His tone is even, controlled. But beneath it, I feel the restraint. Every instinct in him wants to cancel the entire goddamn thing, just to spare me discomfort.

I look at him. Into him. His eyes, so dark, so steady, never leave mine.

I open my mouth.

Then close it.

Then try again.

“Will you play for me?”

The words are barely there, rasped and broken across the edges of my throat.

Dante is still, unmoving, blindsided. I don’t think he expected me to speak.

There’s a glass of water on the table beside me. He reaches for it instantly, one hand steady beneath mine as he lifts it to my lips.

I drink carefully, grateful for the coolness, for the distraction.

He watches me, and when I lower the glass, he’s smiling. Not just with his mouth.

With his soul.

Blinding. Grateful. Completely undone.

“Of course,”

he murmurs.

He kisses my forehead, the warmth of it anchoring something unspoken deep inside my chest. Then he rises, sets the glass down with care, and walks across the library.

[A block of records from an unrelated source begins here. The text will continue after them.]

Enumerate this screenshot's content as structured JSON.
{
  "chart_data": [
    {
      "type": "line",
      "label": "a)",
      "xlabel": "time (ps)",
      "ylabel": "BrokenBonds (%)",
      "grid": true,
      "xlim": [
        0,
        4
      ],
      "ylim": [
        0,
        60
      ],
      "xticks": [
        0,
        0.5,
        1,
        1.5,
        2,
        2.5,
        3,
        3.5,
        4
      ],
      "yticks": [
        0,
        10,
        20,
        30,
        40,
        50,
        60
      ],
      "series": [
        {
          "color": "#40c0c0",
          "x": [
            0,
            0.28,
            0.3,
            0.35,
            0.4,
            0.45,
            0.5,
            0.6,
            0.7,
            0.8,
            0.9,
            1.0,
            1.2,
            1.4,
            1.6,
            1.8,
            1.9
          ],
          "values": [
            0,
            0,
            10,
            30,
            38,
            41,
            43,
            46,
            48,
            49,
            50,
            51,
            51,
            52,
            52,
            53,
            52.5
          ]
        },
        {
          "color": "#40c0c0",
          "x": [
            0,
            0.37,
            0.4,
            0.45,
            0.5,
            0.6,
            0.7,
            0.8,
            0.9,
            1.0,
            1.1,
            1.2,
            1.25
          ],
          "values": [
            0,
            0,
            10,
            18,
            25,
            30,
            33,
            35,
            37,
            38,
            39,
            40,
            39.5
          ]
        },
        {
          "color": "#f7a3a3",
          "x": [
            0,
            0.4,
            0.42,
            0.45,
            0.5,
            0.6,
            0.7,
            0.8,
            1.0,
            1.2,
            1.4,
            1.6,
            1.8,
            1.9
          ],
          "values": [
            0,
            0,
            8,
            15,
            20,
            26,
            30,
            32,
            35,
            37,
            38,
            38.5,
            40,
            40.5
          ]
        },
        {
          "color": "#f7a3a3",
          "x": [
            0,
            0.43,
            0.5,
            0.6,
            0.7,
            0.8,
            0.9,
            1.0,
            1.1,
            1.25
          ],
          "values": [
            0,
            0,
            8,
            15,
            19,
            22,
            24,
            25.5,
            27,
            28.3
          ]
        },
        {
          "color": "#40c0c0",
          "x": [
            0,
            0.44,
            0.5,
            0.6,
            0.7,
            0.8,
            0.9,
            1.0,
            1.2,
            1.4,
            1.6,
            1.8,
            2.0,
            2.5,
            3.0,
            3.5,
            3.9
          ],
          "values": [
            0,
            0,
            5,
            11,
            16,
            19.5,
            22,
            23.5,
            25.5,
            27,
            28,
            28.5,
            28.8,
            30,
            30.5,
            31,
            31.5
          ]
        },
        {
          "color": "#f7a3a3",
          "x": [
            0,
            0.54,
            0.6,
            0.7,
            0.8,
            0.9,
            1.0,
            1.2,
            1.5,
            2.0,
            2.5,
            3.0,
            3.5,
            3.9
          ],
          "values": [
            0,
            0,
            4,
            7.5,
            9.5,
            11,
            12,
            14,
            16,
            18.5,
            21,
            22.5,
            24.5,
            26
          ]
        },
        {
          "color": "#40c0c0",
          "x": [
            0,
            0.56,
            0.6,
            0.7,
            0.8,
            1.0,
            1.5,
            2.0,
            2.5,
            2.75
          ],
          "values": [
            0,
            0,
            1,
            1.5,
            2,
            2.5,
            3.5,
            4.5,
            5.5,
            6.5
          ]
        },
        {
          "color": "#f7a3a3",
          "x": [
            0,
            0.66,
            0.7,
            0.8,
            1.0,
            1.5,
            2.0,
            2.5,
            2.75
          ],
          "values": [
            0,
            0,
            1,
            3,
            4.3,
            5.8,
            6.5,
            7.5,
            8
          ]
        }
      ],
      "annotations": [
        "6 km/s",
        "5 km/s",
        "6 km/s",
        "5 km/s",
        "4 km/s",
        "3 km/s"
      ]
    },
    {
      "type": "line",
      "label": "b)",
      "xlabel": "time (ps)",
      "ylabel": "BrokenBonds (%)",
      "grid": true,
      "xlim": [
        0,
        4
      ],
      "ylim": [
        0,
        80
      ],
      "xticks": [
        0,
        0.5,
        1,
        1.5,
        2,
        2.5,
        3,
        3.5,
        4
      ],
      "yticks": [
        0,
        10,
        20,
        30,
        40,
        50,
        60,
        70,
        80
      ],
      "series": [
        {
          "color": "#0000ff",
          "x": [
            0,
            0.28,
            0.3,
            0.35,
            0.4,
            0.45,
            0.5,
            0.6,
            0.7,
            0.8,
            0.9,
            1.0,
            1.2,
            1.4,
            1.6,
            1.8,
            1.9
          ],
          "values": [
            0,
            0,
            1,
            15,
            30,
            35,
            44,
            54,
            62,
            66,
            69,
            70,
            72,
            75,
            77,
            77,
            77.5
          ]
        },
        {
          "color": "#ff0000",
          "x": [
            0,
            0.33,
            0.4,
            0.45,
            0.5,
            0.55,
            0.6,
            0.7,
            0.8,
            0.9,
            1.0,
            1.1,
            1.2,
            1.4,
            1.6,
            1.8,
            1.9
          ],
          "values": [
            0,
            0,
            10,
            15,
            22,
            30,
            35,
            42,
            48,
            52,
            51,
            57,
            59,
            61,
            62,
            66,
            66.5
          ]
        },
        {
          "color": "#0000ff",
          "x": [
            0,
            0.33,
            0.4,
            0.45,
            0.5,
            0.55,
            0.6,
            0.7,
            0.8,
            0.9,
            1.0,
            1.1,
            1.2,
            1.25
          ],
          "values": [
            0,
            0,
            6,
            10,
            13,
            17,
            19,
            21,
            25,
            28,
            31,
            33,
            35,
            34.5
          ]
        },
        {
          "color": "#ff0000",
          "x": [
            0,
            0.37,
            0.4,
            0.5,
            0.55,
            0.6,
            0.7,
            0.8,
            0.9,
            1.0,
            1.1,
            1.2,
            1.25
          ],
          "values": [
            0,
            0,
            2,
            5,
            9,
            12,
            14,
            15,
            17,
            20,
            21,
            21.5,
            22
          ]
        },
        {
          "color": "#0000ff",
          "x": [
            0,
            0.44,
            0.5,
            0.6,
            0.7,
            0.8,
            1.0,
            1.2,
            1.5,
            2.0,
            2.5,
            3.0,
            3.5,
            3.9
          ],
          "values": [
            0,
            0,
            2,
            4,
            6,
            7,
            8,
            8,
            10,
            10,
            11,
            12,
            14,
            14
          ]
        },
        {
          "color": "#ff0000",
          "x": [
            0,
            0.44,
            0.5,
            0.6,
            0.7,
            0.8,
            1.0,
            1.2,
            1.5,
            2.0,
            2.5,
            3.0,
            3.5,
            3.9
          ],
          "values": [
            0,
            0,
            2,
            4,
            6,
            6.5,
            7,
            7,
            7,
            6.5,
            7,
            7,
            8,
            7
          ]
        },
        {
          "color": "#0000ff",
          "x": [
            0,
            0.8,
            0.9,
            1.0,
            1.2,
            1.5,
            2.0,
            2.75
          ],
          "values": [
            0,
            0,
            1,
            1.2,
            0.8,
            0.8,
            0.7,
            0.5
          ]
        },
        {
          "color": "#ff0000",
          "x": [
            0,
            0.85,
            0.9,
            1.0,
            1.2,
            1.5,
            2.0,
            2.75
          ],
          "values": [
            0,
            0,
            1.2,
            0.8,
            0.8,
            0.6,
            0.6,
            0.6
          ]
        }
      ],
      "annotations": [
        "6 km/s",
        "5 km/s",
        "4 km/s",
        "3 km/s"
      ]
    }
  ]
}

The piano waits in the far corner.

When he sits, the air seems to shift, subtle, but noticeable. And then the first notes begin.

Soft. Clear.

They move through the room. His music pulls the weight from my chest, note by note, and I can feel each one stitching me back together. Slowly. Carefully.

When the last note fades, he turns to look at me.

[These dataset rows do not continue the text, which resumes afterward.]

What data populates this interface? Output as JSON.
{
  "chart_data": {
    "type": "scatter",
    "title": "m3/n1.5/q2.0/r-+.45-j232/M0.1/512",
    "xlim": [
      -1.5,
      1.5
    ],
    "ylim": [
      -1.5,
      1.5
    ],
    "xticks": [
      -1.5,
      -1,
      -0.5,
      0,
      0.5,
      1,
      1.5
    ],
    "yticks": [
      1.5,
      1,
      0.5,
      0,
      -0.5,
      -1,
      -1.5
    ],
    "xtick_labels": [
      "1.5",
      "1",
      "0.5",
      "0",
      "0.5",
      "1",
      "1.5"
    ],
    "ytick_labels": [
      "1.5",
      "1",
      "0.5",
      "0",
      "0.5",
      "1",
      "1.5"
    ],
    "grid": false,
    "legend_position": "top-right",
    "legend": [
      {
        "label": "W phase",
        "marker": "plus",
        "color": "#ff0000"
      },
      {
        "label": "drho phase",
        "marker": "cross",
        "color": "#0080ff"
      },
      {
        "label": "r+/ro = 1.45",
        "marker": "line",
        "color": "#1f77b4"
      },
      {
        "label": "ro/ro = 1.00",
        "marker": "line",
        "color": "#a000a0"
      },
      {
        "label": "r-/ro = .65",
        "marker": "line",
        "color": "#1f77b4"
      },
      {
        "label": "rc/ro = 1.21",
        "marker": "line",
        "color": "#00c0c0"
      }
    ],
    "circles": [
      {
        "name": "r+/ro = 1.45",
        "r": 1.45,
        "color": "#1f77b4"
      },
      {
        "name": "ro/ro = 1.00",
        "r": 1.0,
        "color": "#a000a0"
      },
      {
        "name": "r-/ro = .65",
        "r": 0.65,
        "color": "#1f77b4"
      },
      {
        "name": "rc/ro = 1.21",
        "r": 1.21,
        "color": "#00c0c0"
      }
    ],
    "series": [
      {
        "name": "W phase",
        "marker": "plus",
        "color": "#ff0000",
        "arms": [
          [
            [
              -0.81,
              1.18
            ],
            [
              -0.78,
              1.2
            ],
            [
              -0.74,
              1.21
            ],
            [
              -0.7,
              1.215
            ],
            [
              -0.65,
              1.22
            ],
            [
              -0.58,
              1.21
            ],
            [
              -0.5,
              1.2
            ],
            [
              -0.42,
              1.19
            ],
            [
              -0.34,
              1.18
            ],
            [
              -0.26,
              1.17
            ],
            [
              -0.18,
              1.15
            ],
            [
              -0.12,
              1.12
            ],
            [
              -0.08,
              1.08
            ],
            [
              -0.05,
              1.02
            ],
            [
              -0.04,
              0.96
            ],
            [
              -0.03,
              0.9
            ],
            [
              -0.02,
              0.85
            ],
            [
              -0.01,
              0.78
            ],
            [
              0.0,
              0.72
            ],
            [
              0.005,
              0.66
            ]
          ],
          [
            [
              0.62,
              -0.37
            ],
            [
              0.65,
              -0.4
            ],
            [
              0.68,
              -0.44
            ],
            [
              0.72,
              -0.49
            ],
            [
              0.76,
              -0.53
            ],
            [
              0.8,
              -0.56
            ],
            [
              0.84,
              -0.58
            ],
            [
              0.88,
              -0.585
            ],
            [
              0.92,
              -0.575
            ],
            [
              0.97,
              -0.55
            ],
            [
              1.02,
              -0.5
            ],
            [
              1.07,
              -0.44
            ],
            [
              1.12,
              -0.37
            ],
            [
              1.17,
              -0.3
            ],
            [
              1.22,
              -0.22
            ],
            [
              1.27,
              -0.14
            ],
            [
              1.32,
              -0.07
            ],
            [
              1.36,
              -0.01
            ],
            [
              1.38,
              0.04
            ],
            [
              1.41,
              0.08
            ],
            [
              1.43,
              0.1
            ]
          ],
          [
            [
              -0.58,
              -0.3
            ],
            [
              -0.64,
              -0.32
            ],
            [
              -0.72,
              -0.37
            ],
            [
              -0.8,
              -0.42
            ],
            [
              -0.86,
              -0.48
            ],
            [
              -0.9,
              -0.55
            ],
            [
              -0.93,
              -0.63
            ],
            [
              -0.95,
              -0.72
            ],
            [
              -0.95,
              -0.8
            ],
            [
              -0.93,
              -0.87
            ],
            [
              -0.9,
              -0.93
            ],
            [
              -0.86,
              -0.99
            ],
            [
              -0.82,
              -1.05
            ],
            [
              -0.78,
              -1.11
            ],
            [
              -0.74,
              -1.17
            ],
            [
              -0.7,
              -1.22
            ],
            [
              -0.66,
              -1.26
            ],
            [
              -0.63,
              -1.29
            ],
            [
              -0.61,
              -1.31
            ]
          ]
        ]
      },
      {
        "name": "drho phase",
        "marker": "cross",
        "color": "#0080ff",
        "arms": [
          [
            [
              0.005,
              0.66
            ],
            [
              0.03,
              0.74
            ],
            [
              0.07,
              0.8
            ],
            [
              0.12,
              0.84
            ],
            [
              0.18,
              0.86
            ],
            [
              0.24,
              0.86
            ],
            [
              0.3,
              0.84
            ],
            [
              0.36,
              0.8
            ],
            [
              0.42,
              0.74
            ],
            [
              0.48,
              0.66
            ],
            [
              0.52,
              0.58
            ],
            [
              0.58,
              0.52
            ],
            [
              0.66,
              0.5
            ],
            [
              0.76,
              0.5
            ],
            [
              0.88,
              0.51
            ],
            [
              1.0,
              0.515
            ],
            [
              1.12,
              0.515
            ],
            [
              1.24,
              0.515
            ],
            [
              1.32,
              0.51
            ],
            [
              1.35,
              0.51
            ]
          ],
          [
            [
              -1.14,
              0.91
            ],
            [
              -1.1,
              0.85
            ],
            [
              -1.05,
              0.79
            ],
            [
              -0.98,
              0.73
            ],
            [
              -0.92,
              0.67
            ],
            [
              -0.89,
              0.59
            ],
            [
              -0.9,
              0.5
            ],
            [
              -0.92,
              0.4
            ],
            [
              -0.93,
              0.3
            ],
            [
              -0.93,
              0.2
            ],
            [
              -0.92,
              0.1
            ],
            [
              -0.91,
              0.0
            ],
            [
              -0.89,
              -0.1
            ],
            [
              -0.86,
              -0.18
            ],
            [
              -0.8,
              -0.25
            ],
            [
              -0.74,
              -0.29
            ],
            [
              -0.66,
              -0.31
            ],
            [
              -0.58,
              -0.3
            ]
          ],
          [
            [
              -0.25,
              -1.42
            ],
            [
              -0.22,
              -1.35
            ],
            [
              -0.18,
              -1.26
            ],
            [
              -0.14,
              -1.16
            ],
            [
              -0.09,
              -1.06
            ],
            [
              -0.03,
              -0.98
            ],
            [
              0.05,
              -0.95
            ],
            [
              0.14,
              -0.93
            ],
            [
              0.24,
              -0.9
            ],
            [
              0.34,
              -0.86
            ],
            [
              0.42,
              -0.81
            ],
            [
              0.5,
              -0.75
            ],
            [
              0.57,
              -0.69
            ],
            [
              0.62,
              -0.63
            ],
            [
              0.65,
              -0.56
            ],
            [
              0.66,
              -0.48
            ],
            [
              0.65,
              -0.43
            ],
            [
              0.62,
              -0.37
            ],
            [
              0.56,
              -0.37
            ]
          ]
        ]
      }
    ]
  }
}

His fingers fall away from the keys.

I watch him.

And then, before I can second guess it, I speak again.

“You need to let Luka out.”

His expression shifts immediately, dark and sharp enough to cut. Beneath it, though, I catch the flicker of surprise. Confusion. Resistance. And there’s something else I can’t quite define, but it looks far too much like pain.

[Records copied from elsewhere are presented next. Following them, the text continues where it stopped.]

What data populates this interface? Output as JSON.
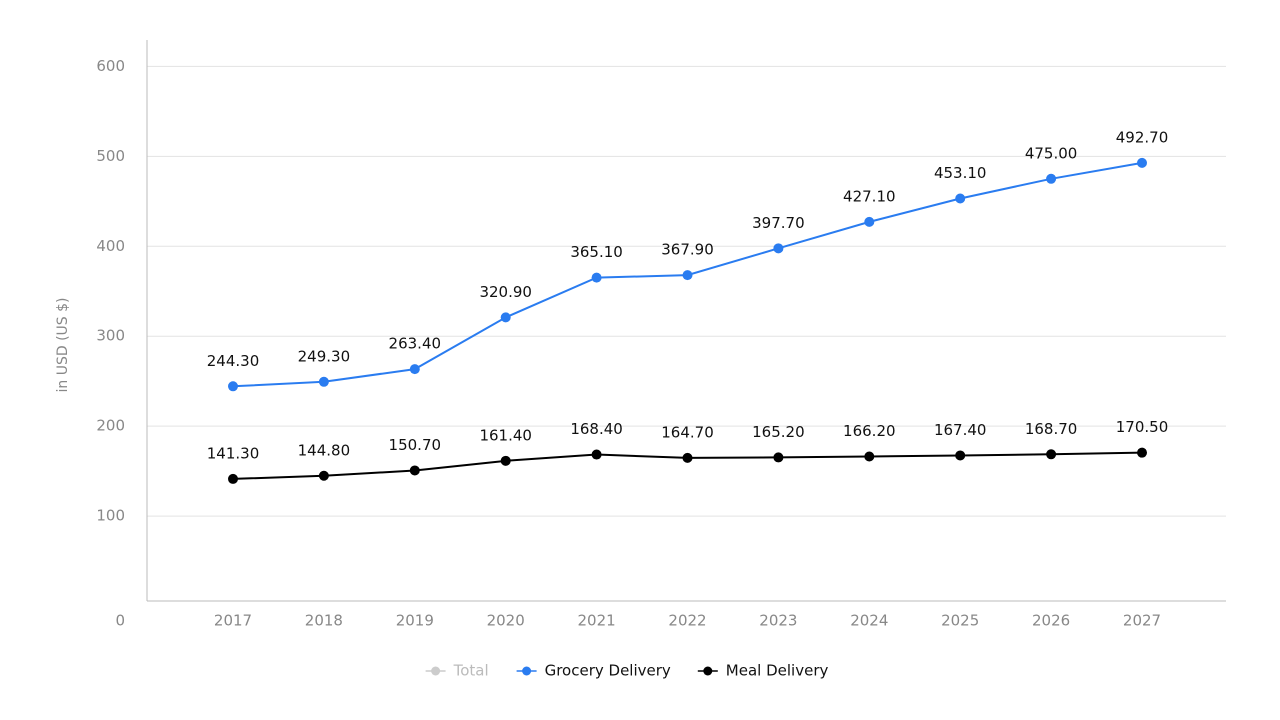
{
  "chart_data": {
    "type": "line",
    "y_label": "in USD (US $)",
    "categories": [
      "2017",
      "2018",
      "2019",
      "2020",
      "2021",
      "2022",
      "2023",
      "2024",
      "2025",
      "2026",
      "2027"
    ],
    "series": [
      {
        "name": "Total",
        "color": "#cccccc",
        "values": [
          null,
          null,
          null,
          null,
          null,
          null,
          null,
          null,
          null,
          null,
          null
        ]
      },
      {
        "name": "Grocery Delivery",
        "color": "#2a7cf0",
        "values": [
          244.3,
          249.3,
          263.4,
          320.9,
          365.1,
          367.9,
          397.7,
          427.1,
          453.1,
          475.0,
          492.7
        ],
        "value_labels": [
          "244.30",
          "249.30",
          "263.40",
          "320.90",
          "365.10",
          "367.90",
          "397.70",
          "427.10",
          "453.10",
          "475.00",
          "492.70"
        ]
      },
      {
        "name": "Meal Delivery",
        "color": "#000000",
        "values": [
          141.3,
          144.8,
          150.7,
          161.4,
          168.4,
          164.7,
          165.2,
          166.2,
          167.4,
          168.7,
          170.5
        ],
        "value_labels": [
          "141.30",
          "144.80",
          "150.70",
          "161.40",
          "168.40",
          "164.70",
          "165.20",
          "166.20",
          "167.40",
          "168.70",
          "170.50"
        ]
      }
    ],
    "ylim": [
      0,
      626
    ],
    "yticks": [
      0,
      100,
      200,
      300,
      400,
      500,
      600
    ],
    "grid": true
  }
}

“I know he’s still here. Still locked away in that room like a prisoner. And I don’t like it.”

I say before he can protest.

He rises slowly. His eyes are impossible to read.

“He’s a child, Dante,”

I continue, lowering my voice but not my resolve.

“A teenager. Not a soldier. Not a threat, not in the way everyone wants to believe.”

The words fall from my lips easily.

I hesitate. Just for a breath.

“It didn’t sit right with me before... before Piero…”

The words catch, but I push through them.

The name lands like a blow he refuses to show, but I see it in the way his eyes darken, his body tightens, the grief locked behind control.

“I don’t trust him,”

he growls.

“He might not have taken action himself, but he’s tied to the enemy. I’m not gambling with your life. Or Mattia’s.”

His head starts to shake, refusal already forming, but I stop him before it’s spoken.

“Let me see him.”

His jaw tightens, so hard I can hear the muscle shift.

“I don’t understand your fixation with that boy.”

“Neither do I,”

I admit.

“I just know that what you’re doing isn’t right. I understand you think like a Capo. But to me... he looks like a boy swept into a war he never asked to be part of.”

I draw in a breath, trying to steady the pull in my chest.

I can’t explain it, not in any way that makes sense. When I saw him that very first day, it was like staring at a memory I didn’t know I’d buried. Me, at that age. Alone. Helpless. Just trying to survive in a world I didn’t understand. And all I wanted to do was pull him out of that room, to hand him something soft, something safe, something that felt like care.

I couldn’t rationalize it—but every instinct in me was screaming.

“He could be lying,”

Dante cuts in, his voice slicing clean through my thoughts.

“He could be a spy.”

“You’re right. He could be. But locking him in that room doesn’t give you answers. And even if he wanted to do something, he can’t. The estate is locked down. No outside contact, no access to weapons. He’s not a threat, not here.”

He doesn’t answer. I watch the tension build behind his silence, the trained, calculating part of him at odds with the man who would give me anything if I asked.

Several seconds pass. Then, at last, he gives a single nod.

“All right,”

he says, his tone decisive.

He extends a hand and I take it without pause. We leave the library together, our steps aligned, the silence between us saying more than words ever could.